Kömür, insanların kadim dönemlerden itibaren bildiği ve kullandığı yeraltı kaynaklarından biridir. Çinlilerin kömürü kullandıklarına dair kayıtlar milattan öncesine uzanır. Fakat tarihçilere göre bu madenin çıkarılıp işlendiğine dair kesin veriler 12. yüzyıla aittir. Yaygın kullanımı ise buharlı gemilerin icadı neticesinde 18. yüzyılda gerçekleşmiştir. Zira bu tarihten sonra hız kazanan sanayileşmeyle birlikte kömür, hem demir-çelik sektörünün hammaddesi hem de her türlü endüstri tesisinin çalışabilmesi için ihtiyaç duyulan yegâne enerji kaynağı haline gelmiş; dünyada tüketilen enerji kaynakları içerisinde kömürün payı hızla artmıştır. 19. yüzyılın ortalarına kadar %20’nin altındayken, 20. yüzyılın başlarında %60’lar düzeyine kadar çıkmıştır. Denilebilir ki elektrik ve petrolden önce dünya endüstri devlerinin birincil enerji kaynağı kömürdü.
Dünyadaki bu gelişmelerin Osmanlı İmparatorluğu’nu etkilemesi kaçınılmazdı. Zira donanmada buharlı gemilerin kullanımını dikkate almamak imkânsızdı. Ayrıca rakipleriyle arasındaki makasın açılmaması için sanayileşme ve teknolojik gelişmeleri takip etmek zorunluluğu vardı. Bunun bir neticesi olarak, imparatorluk sınırları içinde maden yataklarına dair araştırmalar başlatıldı. Osmanlı sınırları içinde ilk kömür madeni, Sultan I. Mahmud zamanında Fransız asıllı Humbaracı Ahmed Paşa tarafından 1731 yılında Saraybosna’da bulunmuştur. Daha sonra, Sultan III. Mustafa zamanında, yine Fransız kökenli Baron François de Tott tarafından, 1774 yılında İstanbul’a yakın Yedikumlar civarında kömür bulundu. Bulunan her iki kaynak da düşük kalorili linyit kömürüydü ve bu sebeple çok kullanışlı değildi. Bundan sonra Osmanlı donanmasındaki askerler, ülke sınırları içerisinde taş kömürü aramaya devam ettiler.

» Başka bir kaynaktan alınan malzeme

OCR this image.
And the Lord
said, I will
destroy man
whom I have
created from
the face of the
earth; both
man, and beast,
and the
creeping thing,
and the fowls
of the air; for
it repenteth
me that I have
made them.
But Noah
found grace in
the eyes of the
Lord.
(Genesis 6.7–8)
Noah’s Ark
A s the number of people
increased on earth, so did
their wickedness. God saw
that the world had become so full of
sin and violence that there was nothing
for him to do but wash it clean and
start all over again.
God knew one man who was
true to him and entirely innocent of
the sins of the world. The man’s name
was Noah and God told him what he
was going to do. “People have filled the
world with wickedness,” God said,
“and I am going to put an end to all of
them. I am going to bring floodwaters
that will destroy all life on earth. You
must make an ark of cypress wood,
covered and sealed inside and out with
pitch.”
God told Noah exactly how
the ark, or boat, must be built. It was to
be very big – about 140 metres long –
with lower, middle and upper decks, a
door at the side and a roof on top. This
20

Anadolu’daki ilk kömür madeni 1829 yılında Zonguldak Havzası’nda keşfedilmiştir. Fakat bunun çıkarılıp işlenmesi ancak ilk taş kömürü işletmesinin kurulmasıyla 1848’de mümkün olmuştur. Söz konusu havza, Ortadoğu’nun en zengin kömür yataklarına sahipti. Ancak ekipman ve teknik yetersizlik sebebiyle üretim azdı. Mesela 1880’de Ereğli Havzası’ndaki üretimin 60 bin ton kadar olduğu biliniyor. Buna bir çözüm olarak, bölge yabancı işletmecilere açılmış ve bu sayı 900 bin tona kadar yükselmiştir. Öte yandan, kamu kuruluşlarının, donanmanın, vapur işletmelerinin ve demiryollarının ihtiyaçları gün geçtikçe artıyordu. Zengin maden yataklarına sahip olmasına karşın Osmanlı İmparatorluğu başta İngiltere olmak üzere, dışarıdan kömür ithal etmek zorunda kalıyordu.